Your evaluation should include ONE of the following sections (3 pts):

  1. Qualitative Analysis
  • Is the results section a cohesive?
  • Does the researcher connect the results to any general research questions or goals?
  • Is the perspective of the results presentation appropriate? Does it match the research technique?
  • Has the writer presented enough examples to support the conclusions? Do the examples make the readers ‘believe’ the researcher’s points?
  • Do you have reason to believe that the presence of the researcher influenced the actions or statements of other group members? If this is possible, has the researcher addressed it in the research?
  • Especially in field research (although this may be an issue to a lesser degree in other forms of qualitative data gathering), does the researcher discuss how he or she interacted with subjects in the field, what problems arose, and how the researcher addressed them?

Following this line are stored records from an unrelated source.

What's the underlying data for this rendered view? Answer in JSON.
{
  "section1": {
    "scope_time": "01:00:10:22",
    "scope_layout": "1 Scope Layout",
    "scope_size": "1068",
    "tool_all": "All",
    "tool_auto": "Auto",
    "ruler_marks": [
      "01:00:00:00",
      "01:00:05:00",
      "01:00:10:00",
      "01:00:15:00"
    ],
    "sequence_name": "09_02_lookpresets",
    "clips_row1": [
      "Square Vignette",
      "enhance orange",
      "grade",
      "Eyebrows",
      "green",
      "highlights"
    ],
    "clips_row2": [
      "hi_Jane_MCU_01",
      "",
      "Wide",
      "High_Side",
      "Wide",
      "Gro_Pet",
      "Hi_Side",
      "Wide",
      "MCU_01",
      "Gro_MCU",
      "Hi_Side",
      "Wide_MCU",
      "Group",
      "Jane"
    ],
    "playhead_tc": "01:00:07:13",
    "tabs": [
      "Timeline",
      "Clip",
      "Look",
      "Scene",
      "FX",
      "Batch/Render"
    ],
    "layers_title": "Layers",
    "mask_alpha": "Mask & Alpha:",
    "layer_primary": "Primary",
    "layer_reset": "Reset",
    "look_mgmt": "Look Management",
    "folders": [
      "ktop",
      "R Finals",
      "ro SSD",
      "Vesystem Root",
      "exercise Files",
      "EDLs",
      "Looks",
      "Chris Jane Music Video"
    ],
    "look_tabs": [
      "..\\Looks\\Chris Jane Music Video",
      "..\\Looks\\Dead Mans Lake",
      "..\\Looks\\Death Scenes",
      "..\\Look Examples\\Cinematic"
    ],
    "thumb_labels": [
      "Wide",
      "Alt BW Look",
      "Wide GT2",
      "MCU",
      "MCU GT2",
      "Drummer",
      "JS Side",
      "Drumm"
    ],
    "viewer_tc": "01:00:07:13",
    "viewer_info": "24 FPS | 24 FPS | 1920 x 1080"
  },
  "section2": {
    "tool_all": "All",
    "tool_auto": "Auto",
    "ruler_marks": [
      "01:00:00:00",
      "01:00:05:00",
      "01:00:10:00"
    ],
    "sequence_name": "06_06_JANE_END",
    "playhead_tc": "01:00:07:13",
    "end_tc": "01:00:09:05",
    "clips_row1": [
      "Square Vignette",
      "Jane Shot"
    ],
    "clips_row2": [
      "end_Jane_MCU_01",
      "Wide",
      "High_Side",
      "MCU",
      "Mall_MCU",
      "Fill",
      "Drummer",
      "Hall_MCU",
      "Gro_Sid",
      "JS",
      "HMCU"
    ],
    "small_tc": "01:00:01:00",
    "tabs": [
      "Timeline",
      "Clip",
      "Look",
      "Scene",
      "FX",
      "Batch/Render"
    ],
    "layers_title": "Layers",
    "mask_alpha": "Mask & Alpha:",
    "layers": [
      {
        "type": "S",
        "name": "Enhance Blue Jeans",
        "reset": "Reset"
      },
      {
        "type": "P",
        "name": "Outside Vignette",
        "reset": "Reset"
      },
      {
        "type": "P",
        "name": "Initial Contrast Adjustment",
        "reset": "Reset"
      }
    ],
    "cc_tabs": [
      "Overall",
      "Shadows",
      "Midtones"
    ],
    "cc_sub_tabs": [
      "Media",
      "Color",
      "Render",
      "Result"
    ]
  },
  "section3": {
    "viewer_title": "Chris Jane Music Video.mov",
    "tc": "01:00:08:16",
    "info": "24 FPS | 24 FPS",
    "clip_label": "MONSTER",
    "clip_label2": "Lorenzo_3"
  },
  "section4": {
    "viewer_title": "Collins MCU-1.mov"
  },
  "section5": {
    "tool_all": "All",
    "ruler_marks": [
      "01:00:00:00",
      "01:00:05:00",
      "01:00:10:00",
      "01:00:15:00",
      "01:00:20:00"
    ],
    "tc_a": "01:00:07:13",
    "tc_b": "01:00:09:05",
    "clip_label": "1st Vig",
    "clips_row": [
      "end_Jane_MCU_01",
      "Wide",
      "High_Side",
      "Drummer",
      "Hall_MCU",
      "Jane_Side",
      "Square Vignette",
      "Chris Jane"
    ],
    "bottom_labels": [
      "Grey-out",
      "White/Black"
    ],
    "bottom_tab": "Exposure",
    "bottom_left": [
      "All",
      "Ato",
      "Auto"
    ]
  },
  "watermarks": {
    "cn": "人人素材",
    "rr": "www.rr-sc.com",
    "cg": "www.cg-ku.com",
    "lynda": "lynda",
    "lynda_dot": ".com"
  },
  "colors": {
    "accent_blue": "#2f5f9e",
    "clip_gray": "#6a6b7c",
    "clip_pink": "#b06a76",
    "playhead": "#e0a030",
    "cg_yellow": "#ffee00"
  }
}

  1. Quantitative Analysis
  • Is the results section a cohesive with the important findings highlighted?
  •  does the researcher tie the results to the research hypotheses or goals stated in the introduction?
  • If there are tables or graphs, are they clearly presented?
  • Does the researcher present any descriptive statistics?
  • Are the statistics appropriate for the level of measurement?
  • Are the conclusions the researcher draws appropriate for the statistical information?
  • In the discussion section, does the researcher briefly summarize the research purposes, methodologies, and key findings (in a non-statistical manner)?
  • Does the researcher acknowledge any methodological or statistical weaknesses?
  • Are the implications of the research or suggestions for future research discussed?
  • Overall, is the results section adequate?
  • Overall, is the discussion section adequate?